Carbon dioxide is not only a waste product, it can be used in the manufacture of a new generation of nanomaterials, according to a new study.
A research team has used waste carbon dioxide gas as a catalyst to manufacture novel nanomaterials. These materials have a greater ability to generate light. The carbon dioxide enhances the binding of different materials together. Here the gas acts like a catalyst. Catalysts are substances that participate in the chemical reactions, speed their courses and (almost) fully recover after the reactions are completed. In typical catalytic processes the catalysts must be activated at high temperatures, typically of several hundred degrees centigrade, often at a significantly increased pressure. The carbon dioxide is not only more efficient, it avoids the extreme physical conditions normally needed to trigger a reaction.

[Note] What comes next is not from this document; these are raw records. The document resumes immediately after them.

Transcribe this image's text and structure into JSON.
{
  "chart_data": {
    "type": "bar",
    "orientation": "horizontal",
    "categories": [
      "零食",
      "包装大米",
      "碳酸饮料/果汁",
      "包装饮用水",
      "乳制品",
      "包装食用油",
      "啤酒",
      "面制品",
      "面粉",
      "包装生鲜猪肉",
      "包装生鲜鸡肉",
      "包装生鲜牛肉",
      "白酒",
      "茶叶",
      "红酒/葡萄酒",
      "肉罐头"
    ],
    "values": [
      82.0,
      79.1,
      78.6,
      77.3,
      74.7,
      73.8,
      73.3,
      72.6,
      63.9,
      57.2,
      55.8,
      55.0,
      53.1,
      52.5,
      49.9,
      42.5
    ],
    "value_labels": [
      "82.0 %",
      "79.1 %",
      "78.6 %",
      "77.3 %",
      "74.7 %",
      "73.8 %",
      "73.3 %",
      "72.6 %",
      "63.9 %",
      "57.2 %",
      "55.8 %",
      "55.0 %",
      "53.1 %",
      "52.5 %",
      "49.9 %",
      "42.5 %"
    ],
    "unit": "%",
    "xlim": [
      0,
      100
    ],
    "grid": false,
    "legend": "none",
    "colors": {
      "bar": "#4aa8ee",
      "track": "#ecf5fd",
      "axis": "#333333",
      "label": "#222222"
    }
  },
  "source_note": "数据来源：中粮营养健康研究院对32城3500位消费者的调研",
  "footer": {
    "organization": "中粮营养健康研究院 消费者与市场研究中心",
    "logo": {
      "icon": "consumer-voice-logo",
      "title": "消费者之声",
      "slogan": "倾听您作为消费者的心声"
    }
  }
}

The novel materials, according to Controlled Environments, are highly porous and they show an extended surface area. The main application is intended to be with the creation of microporous fluorescent materials. These materials can be used for the next generation of computer and television screens, and they emit light with quantum yield significantly higher than those of classical materials used in OLEDs (organic light-emitting diode).
Novel microporous material, composed of building blocks with zinc carbonate core encapsulated in appropriately designed organic shell (hydroxyquinoline ligands), is highly luminescent.
The research was undertaken at the Institute of Physical Chemistry of the Polish Academy of Sciences in Warsaw and the Faculty of Chemistry, Warsaw University of Technology.